Der nur von wenigen Öffnungen durchbrochene Unterbau des Turmes wirkt als entschiedener Baukörper kontrastierend auf die detailreichere und der konstruktiven Ordnung unterworfenen Spitze. Letztere, durch ein kräftiges Balkenkopfgesims, das gleichsam eine Plattform ausbildet, bestens eingeläutet, zeigt die typische Gestalt der vier Eckpilaster, Gebälk und geknicktes Zeltdach tragend.
     Die im Grunde einfache Turmfigur, wie meistens im Weinbrennerstil nur von wenigen, dafür konsequent gezeichneten wie entwickelten Details profitierend, behält dank ihrer klaren, Monumentalität ermöglichenden Formensprache die Oberhand über ein Kirchenschiff, das wohl aus bestem Willen geschöpft, das aber typisch für den ständig nach neuen Moden Ausschau haltenden Modernismus, wenig reif und ohne erkennbares ästhetisches Ziel auftritt.

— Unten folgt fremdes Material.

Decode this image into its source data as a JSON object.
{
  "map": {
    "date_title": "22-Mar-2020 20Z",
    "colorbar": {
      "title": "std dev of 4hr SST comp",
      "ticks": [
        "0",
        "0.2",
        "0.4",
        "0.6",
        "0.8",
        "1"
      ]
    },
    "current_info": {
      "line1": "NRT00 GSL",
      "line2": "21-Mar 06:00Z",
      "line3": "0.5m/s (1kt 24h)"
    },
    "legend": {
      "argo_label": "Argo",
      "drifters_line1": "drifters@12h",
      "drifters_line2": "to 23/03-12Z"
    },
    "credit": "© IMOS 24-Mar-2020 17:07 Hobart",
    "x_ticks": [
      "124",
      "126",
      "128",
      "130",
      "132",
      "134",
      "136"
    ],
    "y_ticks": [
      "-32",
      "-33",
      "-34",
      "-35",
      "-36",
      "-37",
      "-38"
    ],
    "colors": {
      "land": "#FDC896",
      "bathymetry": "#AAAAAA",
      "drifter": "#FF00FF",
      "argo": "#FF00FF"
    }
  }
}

     Im Schwarzwald-Ort Ottenhöfen findet man keineswegs eine Einheit eines Kirchenbaus, sondern einen merkwürdigen, durchaus spektakulären Kontrast zwischen den Hauptbestandteilen Turm und Langhaus. Ein Gegensatz, der dank des neoklassizistischen Turmes auch formale Stärken aufweist. Neben dem Gotteshaus Sankt Peter und Paul in Bad Peterstal-Griesbach zeigt der Campanile überdies das schönste Beispiel des Kirchenbaus in der Neo-Weinbrennerstil-Bewegung der 1920er Jahre.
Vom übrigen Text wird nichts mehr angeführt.